2002 hat der Verein eine Bio-Kläranlage im Boden vor dem Schützenhaus installiert, welche die alte Klärgrube auf Veranlassung des Landratsamtes ablöste. Daran anknüpfend wurde im Jahr 2003 der Hof im Eingangsbereich des Schützenhauses gepflastert.

2004 wurde das Dach des Schützenhauses saniert, da es immer wieder Probleme mit der Dichtigkeit gab.

Im Jahr 2005 sind die alten Stromleitungen und einige Wasserleitungen erneuert und eine neue Hauptleitung vom Schützenhaus bis an die Brücke am Bach auf eigene Kosten verlegt um für die Zukunft vorzusorgen.

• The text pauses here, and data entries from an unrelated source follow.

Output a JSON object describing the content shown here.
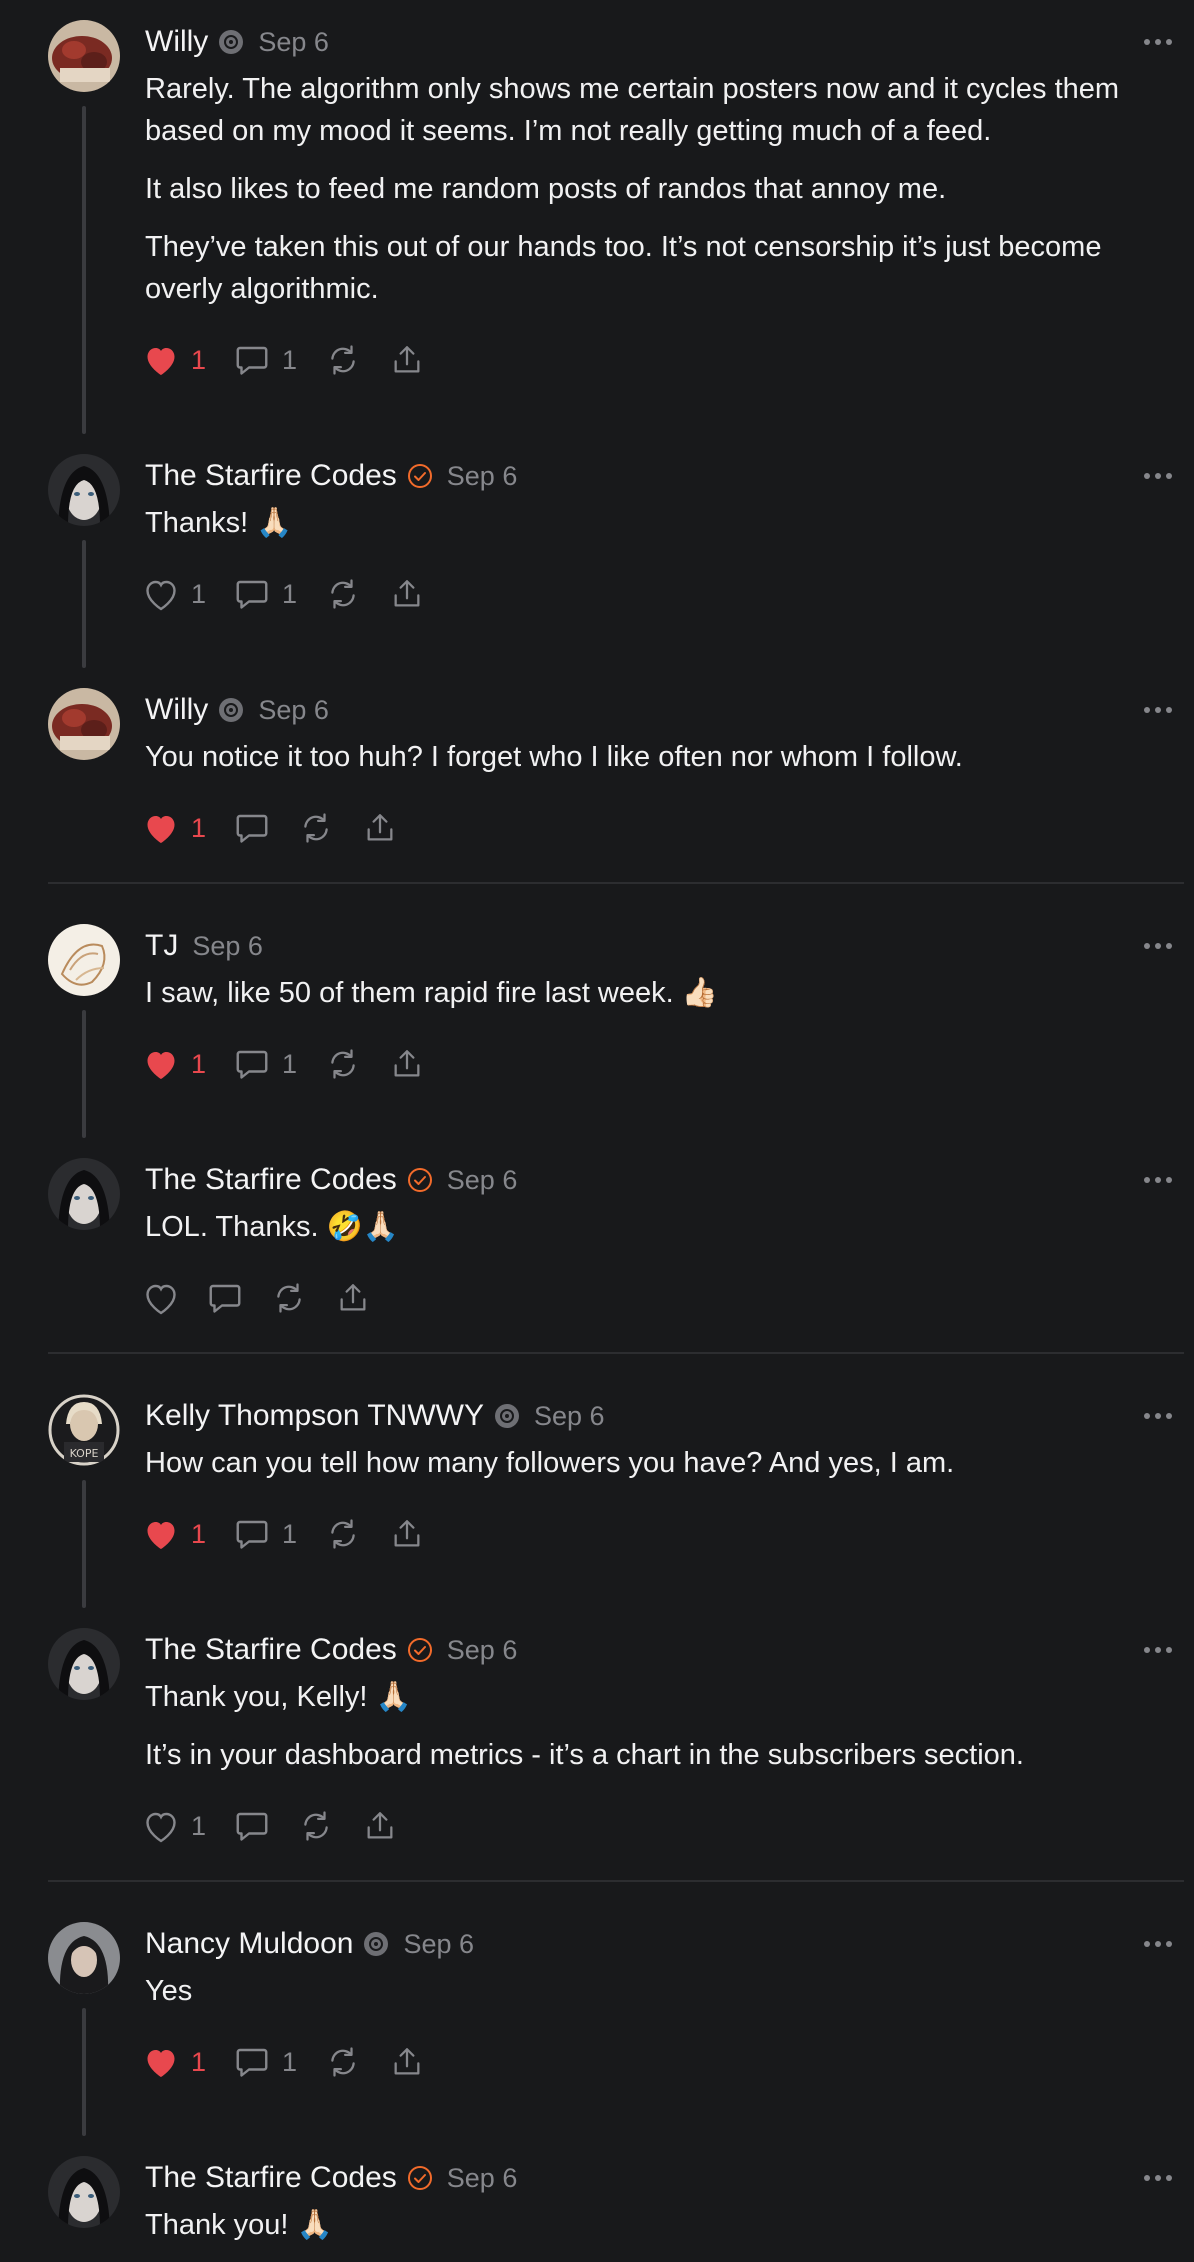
{
  "posts": [
    {
      "author": "Willy",
      "date": "Sep 6",
      "paragraphs": [
        "Rarely. The algorithm only shows me certain posters now and it cycles them based on my mood it seems. I’m not really getting much of a feed.",
        "It also likes to feed me random posts of randos that annoy me.",
        "They’ve taken this out of our hands too. It’s not censorship it’s just become overly algorithmic."
      ],
      "likes": "1",
      "comments": "1"
    },
    {
      "author": "The Starfire Codes",
      "date": "Sep 6",
      "paragraphs": [
        "Thanks! 🙏🏻"
      ],
      "likes": "1",
      "comments": "1"
    },
    {
      "author": "Willy",
      "date": "Sep 6",
      "paragraphs": [
        "You notice it too huh? I forget who I like often nor whom I follow."
      ],
      "likes": "1",
      "comments": ""
    },
    {
      "author": "TJ",
      "date": "Sep 6",
      "paragraphs": [
        "I saw, like 50 of them rapid fire last week. 👍🏻"
      ],
      "likes": "1",
      "comments": "1"
    },
    {
      "author": "The Starfire Codes",
      "date": "Sep 6",
      "paragraphs": [
        "LOL. Thanks. 🤣🙏🏻"
      ],
      "likes": "",
      "comments": ""
    },
    {
      "author": "Kelly Thompson TNWWY",
      "date": "Sep 6",
      "paragraphs": [
        "How can you tell how many followers you have? And yes, I am."
      ],
      "likes": "1",
      "comments": "1"
    },
    {
      "author": "The Starfire Codes",
      "date": "Sep 6",
      "paragraphs": [
        "Thank you, Kelly! 🙏🏻",
        "It’s in your dashboard metrics - it’s a chart in the subscribers section."
      ],
      "likes": "1",
      "comments": ""
    },
    {
      "author": "Nancy Muldoon",
      "date": "Sep 6",
      "paragraphs": [
        "Yes"
      ],
      "likes": "1",
      "comments": "1"
    },
    {
      "author": "The Starfire Codes",
      "date": "Sep 6",
      "paragraphs": [
        "Thank you! 🙏🏻"
      ],
      "likes": "",
      "comments": ""
    }
  ],
  "colors": {
    "background": "#18191b",
    "liked_red": "#e8484e",
    "verified_orange": "#f26b2b",
    "muted_gray": "#86878c"
  },
  "icons": [
    "heart-icon",
    "comment-icon",
    "repost-icon",
    "share-icon",
    "more-options-icon",
    "verified-badge-icon",
    "community-badge-icon"
  ]
}
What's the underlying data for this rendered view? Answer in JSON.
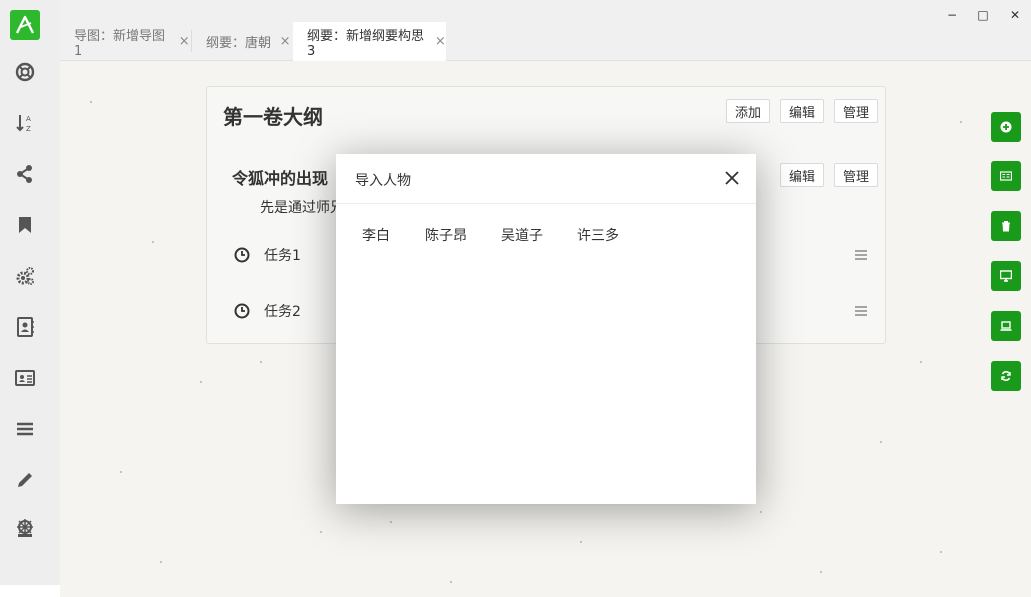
{
  "app": {
    "logo_label": "A"
  },
  "sidebar": {
    "items": [
      {
        "icon": "lifebuoy-icon"
      },
      {
        "icon": "sort-alpha-icon",
        "label": "A Z"
      },
      {
        "icon": "share-icon"
      },
      {
        "icon": "bookmark-icon"
      },
      {
        "icon": "gears-icon"
      },
      {
        "icon": "address-book-icon"
      },
      {
        "icon": "id-card-icon"
      },
      {
        "icon": "list-icon"
      },
      {
        "icon": "pencil-icon"
      },
      {
        "icon": "helm-icon"
      }
    ]
  },
  "tabs": [
    {
      "label": "导图：新增导图1",
      "close": "×",
      "active": false
    },
    {
      "label": "纲要：唐朝",
      "close": "×",
      "active": false
    },
    {
      "label": "纲要：新增纲要构思3",
      "close": "×",
      "active": true
    }
  ],
  "window": {
    "minimize": "−",
    "maximize": "□",
    "close": "✕"
  },
  "outline": {
    "title": "第一卷大纲",
    "buttons": {
      "add": "添加",
      "edit": "编辑",
      "manage": "管理"
    },
    "chapter": {
      "title": "令狐冲的出现",
      "description": "先是通过师兄",
      "buttons": {
        "edit": "编辑",
        "manage": "管理"
      },
      "tasks": [
        {
          "label": "任务1"
        },
        {
          "label": "任务2"
        }
      ]
    }
  },
  "right_actions": [
    {
      "icon": "plus-circle-icon"
    },
    {
      "icon": "card-icon"
    },
    {
      "icon": "trash-icon"
    },
    {
      "icon": "monitor-icon"
    },
    {
      "icon": "laptop-icon"
    },
    {
      "icon": "refresh-icon"
    }
  ],
  "modal": {
    "title": "导入人物",
    "people": [
      "李白",
      "陈子昂",
      "吴道子",
      "许三多"
    ]
  },
  "colors": {
    "accent": "#1a9a1a",
    "logo": "#2eb82e",
    "sidebar_bg": "#eeeeee",
    "paper_bg": "#f5f4f0"
  }
}
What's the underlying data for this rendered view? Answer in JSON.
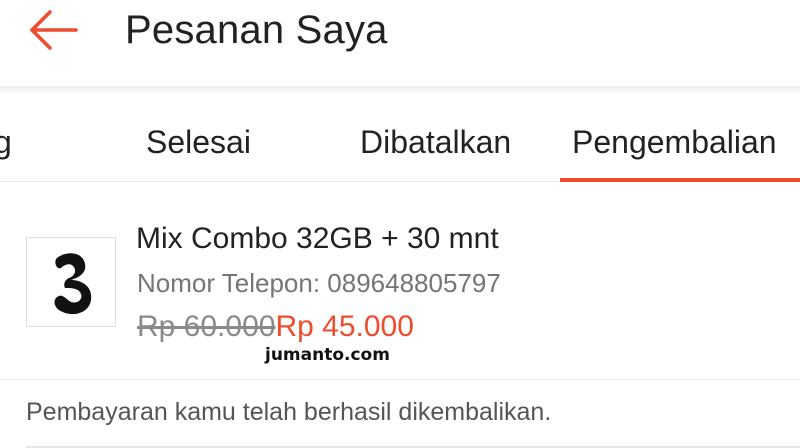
{
  "header": {
    "back_icon": "arrow-left-icon",
    "title": "Pesanan Saya",
    "accent_color": "#ee4d2d"
  },
  "tabs": {
    "items": [
      {
        "label": "g",
        "active": false
      },
      {
        "label": "Selesai",
        "active": false
      },
      {
        "label": "Dibatalkan",
        "active": false
      },
      {
        "label": "Pengembalian",
        "active": true
      }
    ]
  },
  "order": {
    "thumbnail_icon": "three-logo-icon",
    "product_name": "Mix Combo 32GB + 30 mnt",
    "phone_text": "Nomor Telepon: 089648805797",
    "old_price": "Rp 60.000",
    "new_price": "Rp 45.000",
    "price_color": "#ee4d2d"
  },
  "watermark": "jumanto.com",
  "status": {
    "message": "Pembayaran kamu telah berhasil dikembalikan."
  }
}
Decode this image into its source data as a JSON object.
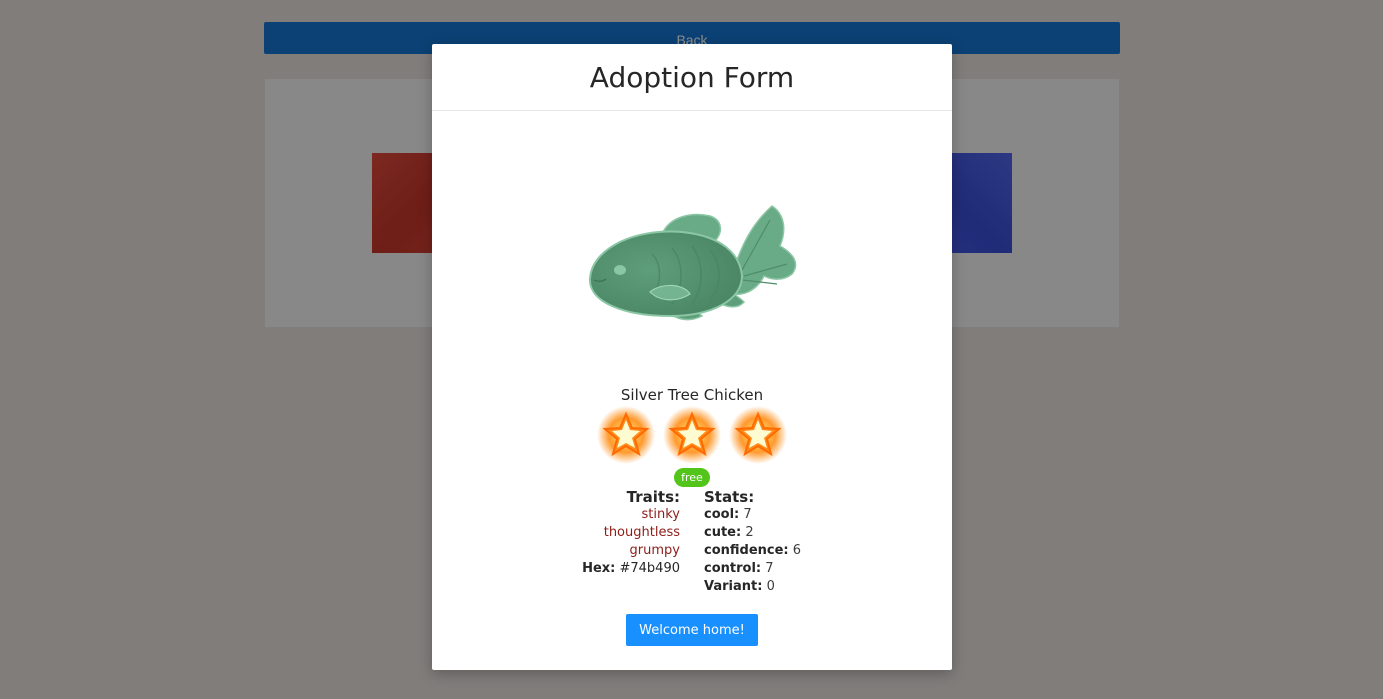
{
  "background": {
    "back_label": "Back"
  },
  "modal": {
    "title": "Adoption Form",
    "pet_name": "Silver Tree Chicken",
    "rating": 3,
    "badge": "free",
    "traits_heading": "Traits:",
    "traits": [
      "stinky",
      "thoughtless",
      "grumpy"
    ],
    "hex_label": "Hex:",
    "hex_value": "#74b490",
    "stats_heading": "Stats:",
    "stats": [
      {
        "label": "cool:",
        "value": "7"
      },
      {
        "label": "cute:",
        "value": "2"
      },
      {
        "label": "confidence:",
        "value": "6"
      },
      {
        "label": "control:",
        "value": "7"
      },
      {
        "label": "Variant:",
        "value": "0"
      }
    ],
    "welcome_label": "Welcome home!"
  },
  "colors": {
    "primary": "#1890ff",
    "badge_green": "#52c41a",
    "trait_red": "#8c1d18",
    "pet_color": "#74b490"
  },
  "icons": {
    "pet": "fish-image",
    "rating": "star-icon"
  }
}
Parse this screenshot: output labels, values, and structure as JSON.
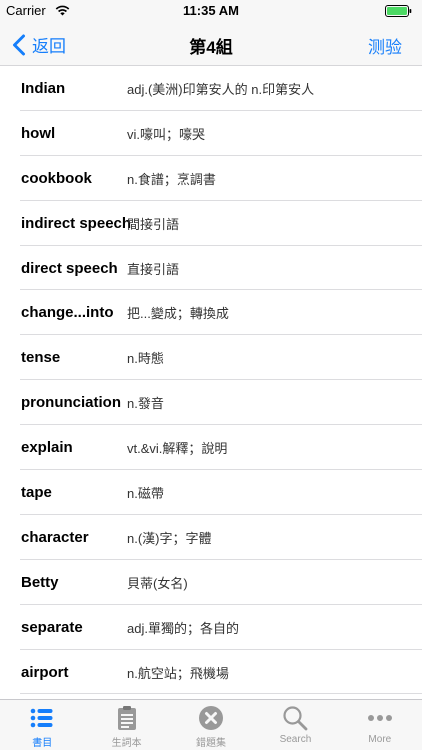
{
  "status_bar": {
    "carrier": "Carrier",
    "time": "11:35 AM"
  },
  "nav": {
    "back_label": "返回",
    "title": "第4組",
    "right_label": "测验"
  },
  "words": [
    {
      "term": "Indian",
      "definition": "adj.(美洲)印第安人的 n.印第安人"
    },
    {
      "term": "howl",
      "definition": "vi.嚎叫；嚎哭"
    },
    {
      "term": "cookbook",
      "definition": "n.食譜；烹調書"
    },
    {
      "term": "indirect speech",
      "definition": "間接引語"
    },
    {
      "term": "direct speech",
      "definition": "直接引語"
    },
    {
      "term": "change...into",
      "definition": "把...變成；轉換成"
    },
    {
      "term": "tense",
      "definition": "n.時態"
    },
    {
      "term": "pronunciation",
      "definition": "n.發音"
    },
    {
      "term": "explain",
      "definition": "vt.&vi.解釋；說明"
    },
    {
      "term": "tape",
      "definition": "n.磁帶"
    },
    {
      "term": "character",
      "definition": "n.(漢)字；字體"
    },
    {
      "term": "Betty",
      "definition": "貝蒂(女名)"
    },
    {
      "term": "separate",
      "definition": "adj.單獨的；各自的"
    },
    {
      "term": "airport",
      "definition": "n.航空站；飛機場"
    }
  ],
  "tabs": [
    {
      "label": "書目",
      "icon": "list-icon",
      "active": true
    },
    {
      "label": "生詞本",
      "icon": "clipboard-icon",
      "active": false
    },
    {
      "label": "錯題集",
      "icon": "x-circle-icon",
      "active": false
    },
    {
      "label": "Search",
      "icon": "search-icon",
      "active": false
    },
    {
      "label": "More",
      "icon": "more-icon",
      "active": false
    }
  ],
  "colors": {
    "accent": "#157efb",
    "inactive": "#999999",
    "bar_bg": "#f7f7f7",
    "battery": "#4cd964"
  }
}
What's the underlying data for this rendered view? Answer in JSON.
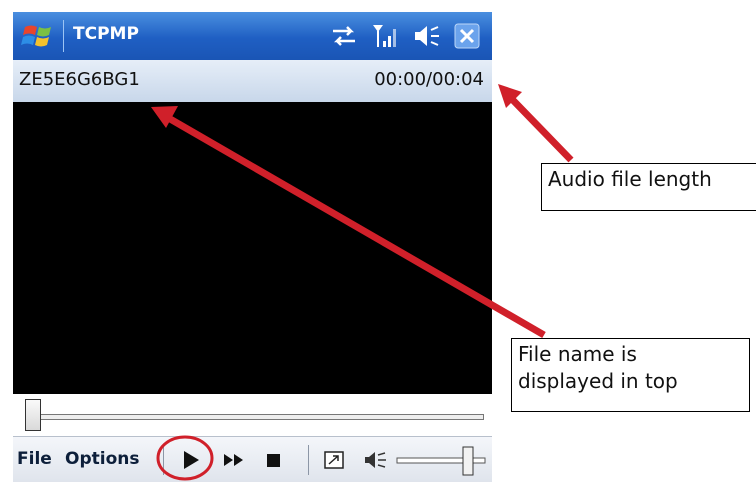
{
  "window": {
    "title": "TCPMP"
  },
  "info_bar": {
    "file_name": "ZE5E6G6BG1",
    "time": "00:00/00:04"
  },
  "menu_bar": {
    "file_label": "File",
    "options_label": "Options"
  },
  "playback": {
    "seek_position_fraction": 0.0,
    "volume_fraction": 0.85
  },
  "annotations": {
    "audio_length_label": "Audio file length",
    "file_name_label_lines": [
      "File name is",
      "displayed in top"
    ]
  },
  "colors": {
    "titlebar": "#1f5fc3",
    "annotation_arrow": "#d0202a",
    "annotation_circle": "#d0202a"
  },
  "icons": [
    "windows-flag-icon",
    "connection-icon",
    "signal-icon",
    "volume-icon",
    "close-icon",
    "play-icon",
    "fast-forward-icon",
    "stop-icon",
    "fullscreen-icon",
    "mute-icon"
  ]
}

2006 kamen zum ersten Mal Ideen auf, einen eigenen 3D-Bogenparcours zu errichten. Im Winter 2006/2007 wurde mit der Planung und Organisation begonnen. Mit Unterstützung des Bürgermeisters und der Gemeindevertreter, der Zustimmung der Jagdpächter und dem Einver- ständnis der Grundstückseigentümer konnte der Bogenparcours Collenberg im Sommer 2007 im Fechenbacher Grund eröffnet werden.

Er hat sich in den vergangenen Jahren zu einem der schönsten Bogenparcours in Europa entwickelt und verzeichnet einen stetig wachsenden Zuspruch.

Im Jahr 2008 wurde im Schützenhaus eine Zentralheizung mit Gasbrenner installiert.

2010 wurde die Hofeinfahrt zum größtem Teil in Eigenleistung erneuert und eine Gerätehalle vor der Festhalle errichtet.

Der KKSV Fechenbach ist einer von sehr wenigen (Schützen-)Vereinen, der trotz allgemein rückläufiger Tendenzen beim gesellschaftlichen Engagement der Menschen auf eine wachsende Mitgliederzahl (derzeit 160 Mitglieder) stolz sein kann. Das Rückgrat des Vereins bildet dabei die Bogenabteilung, die nicht nur auf die große Anzahl der aktiven Schützen, sondern auch auf die hervorragende Jugendarbeit stolz sein kann.